Yvonne Fenton, PCC program manager, wrapped up the morning’s program by summarizing some of the educational services the center will offer. Citizens will be able to take a Digital Literacy Course through V.I. Next Generation Network. Those who complete the sequence will then have access to over 5,000 training classes through a partnership with CyberLearning Inc. and the National Education Foundation.
A ribbon cutting completed the ceremony, with Jurgen; Murlene VanBeverhoudt, administrator of the Division of Senior Citizens Affairs; and senior citizen Loale Barron all holding scissors. Eager to start learning, the seniors in attendance rushed inside as soon as the door to the center opened.
Rhymer-Browne and VanBeverhoudt immediately began to demonstrate how to perform a Google search – the first for most of the senior citizens.
The center is home to a eight computers equipped with webcams, which Barron said she is looking forward to learning how to use so she can Skype with her granddaughter.
PCC is compliant with the American Disability Act, and VanBeverhoudt noted that everyone involved hopes to include equipment for visually impaired users in the near future and to continue to grow the center to accommodate and serve its users’ needs.

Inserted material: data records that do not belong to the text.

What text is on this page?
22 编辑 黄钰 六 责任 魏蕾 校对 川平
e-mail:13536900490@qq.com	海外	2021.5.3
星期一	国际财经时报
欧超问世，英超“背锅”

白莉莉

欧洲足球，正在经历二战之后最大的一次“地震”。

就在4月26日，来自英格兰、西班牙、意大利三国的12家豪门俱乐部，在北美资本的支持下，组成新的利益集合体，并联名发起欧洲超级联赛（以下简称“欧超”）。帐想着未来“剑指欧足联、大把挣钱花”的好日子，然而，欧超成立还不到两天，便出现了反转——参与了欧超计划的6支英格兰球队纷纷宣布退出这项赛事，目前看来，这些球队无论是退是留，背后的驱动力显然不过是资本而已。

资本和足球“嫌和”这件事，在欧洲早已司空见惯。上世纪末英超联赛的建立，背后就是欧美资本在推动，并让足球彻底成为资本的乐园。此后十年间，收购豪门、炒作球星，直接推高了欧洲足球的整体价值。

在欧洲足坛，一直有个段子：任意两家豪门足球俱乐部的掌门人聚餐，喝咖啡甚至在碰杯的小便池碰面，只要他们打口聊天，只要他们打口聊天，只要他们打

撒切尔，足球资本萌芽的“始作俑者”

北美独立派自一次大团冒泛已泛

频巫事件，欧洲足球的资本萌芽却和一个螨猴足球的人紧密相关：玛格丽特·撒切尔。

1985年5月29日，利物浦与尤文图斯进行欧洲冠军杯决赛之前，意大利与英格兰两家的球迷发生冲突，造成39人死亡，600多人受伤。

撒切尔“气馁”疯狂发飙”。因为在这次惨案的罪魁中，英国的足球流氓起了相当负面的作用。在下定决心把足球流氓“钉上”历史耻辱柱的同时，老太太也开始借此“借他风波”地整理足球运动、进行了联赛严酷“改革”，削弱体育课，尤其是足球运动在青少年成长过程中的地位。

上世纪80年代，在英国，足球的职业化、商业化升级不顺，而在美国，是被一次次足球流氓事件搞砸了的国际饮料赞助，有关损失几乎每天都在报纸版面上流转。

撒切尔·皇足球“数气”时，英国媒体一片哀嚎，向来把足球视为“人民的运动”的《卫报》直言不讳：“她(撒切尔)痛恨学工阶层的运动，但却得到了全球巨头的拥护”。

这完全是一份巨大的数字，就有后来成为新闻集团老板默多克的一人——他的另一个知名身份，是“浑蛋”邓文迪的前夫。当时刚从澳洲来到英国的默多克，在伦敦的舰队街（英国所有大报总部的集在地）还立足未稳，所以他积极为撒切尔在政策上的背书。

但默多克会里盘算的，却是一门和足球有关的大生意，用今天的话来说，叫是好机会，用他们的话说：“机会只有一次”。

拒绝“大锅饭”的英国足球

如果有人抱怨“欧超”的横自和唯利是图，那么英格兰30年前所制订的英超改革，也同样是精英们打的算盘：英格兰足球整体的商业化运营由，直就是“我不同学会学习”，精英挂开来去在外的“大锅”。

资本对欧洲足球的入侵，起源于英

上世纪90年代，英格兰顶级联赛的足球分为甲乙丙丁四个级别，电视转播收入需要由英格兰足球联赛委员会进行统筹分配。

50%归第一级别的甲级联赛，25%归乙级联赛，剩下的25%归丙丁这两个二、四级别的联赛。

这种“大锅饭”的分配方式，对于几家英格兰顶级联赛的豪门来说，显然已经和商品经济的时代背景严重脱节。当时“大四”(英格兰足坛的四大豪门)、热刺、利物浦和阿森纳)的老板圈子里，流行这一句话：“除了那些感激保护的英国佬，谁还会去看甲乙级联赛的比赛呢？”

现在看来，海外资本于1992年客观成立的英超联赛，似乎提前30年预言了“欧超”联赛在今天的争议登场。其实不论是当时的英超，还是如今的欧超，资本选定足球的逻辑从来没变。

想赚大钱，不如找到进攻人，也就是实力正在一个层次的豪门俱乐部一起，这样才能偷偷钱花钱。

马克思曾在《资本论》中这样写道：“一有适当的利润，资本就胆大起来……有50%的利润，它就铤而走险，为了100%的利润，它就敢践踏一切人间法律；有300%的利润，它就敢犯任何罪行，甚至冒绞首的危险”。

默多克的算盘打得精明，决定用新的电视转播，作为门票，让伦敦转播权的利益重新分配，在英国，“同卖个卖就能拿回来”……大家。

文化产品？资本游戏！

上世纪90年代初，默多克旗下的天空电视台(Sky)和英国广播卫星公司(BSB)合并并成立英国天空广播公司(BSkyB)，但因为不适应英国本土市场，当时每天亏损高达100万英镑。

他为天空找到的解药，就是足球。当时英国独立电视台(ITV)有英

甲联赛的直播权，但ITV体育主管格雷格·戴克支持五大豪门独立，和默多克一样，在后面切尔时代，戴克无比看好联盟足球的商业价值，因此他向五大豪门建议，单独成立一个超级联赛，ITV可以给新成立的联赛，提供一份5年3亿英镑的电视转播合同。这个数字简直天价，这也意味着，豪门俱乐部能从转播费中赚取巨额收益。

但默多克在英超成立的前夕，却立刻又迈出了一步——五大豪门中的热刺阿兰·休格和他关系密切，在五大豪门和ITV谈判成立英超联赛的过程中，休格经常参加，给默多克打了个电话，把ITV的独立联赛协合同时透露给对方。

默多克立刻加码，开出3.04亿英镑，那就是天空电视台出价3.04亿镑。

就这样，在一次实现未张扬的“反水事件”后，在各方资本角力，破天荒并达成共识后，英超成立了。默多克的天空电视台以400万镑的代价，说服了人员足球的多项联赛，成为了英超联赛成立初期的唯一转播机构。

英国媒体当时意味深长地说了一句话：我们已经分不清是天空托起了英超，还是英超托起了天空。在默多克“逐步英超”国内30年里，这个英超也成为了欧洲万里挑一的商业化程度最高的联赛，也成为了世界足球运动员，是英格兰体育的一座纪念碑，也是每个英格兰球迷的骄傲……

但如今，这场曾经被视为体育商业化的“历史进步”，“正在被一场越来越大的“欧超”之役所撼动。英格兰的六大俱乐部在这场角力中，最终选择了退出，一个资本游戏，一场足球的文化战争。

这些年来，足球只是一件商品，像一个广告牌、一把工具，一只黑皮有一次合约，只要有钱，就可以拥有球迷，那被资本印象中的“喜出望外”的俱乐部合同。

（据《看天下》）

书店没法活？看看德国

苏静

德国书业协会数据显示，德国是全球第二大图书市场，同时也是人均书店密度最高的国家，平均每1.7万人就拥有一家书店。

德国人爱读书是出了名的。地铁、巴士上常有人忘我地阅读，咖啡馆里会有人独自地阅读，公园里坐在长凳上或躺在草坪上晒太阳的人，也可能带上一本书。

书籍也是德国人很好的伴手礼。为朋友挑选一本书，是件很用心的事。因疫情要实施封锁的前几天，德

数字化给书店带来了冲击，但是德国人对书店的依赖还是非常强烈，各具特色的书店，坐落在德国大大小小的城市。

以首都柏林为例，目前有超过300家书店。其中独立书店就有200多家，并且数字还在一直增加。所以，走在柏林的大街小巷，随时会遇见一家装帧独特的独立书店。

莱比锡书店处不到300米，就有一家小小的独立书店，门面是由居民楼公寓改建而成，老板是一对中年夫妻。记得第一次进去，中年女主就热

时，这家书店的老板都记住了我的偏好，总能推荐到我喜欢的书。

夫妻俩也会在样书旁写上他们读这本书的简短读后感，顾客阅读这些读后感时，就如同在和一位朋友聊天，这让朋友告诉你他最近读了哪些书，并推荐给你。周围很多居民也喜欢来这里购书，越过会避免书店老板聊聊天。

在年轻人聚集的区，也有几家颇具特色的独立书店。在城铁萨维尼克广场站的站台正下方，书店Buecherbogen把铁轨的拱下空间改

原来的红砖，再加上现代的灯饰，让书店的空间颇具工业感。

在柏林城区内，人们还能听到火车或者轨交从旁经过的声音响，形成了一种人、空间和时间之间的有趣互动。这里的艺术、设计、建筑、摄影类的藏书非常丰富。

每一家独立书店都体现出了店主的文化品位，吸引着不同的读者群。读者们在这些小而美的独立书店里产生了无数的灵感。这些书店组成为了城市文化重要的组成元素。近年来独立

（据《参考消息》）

The PCC will feature a teacher to give its students hands-on lessons and instruction. Keith Caldwell will volunteer to teach in the center. Caldwell says he wants to teach not just computer literacy, but genuine familiarity with digital technology. Looking at the small crowd of seniors attending the opening, Caldwell said, “Some of them have never even touched a computer.”
He went on to reiterate a comment by VanBeverhoudt and the sentiment of everyone involved: this center meets a major need for digital education in the St. Thomas community. Caldwell holds his bachelor’s degree in mathematics and a master’s degree in public health and said he looks forward to sharing his knowledge and experience with the community via the PCC.
A similar computer center has already opened on St. Croix, but this is the first digital literacy and education center offered by the Department of Human Services on St. Thomas. Although the center is the result of a strong partnership between viNGN and the Division of Senior Citizens Affairs, all members of the public may use the new facilities.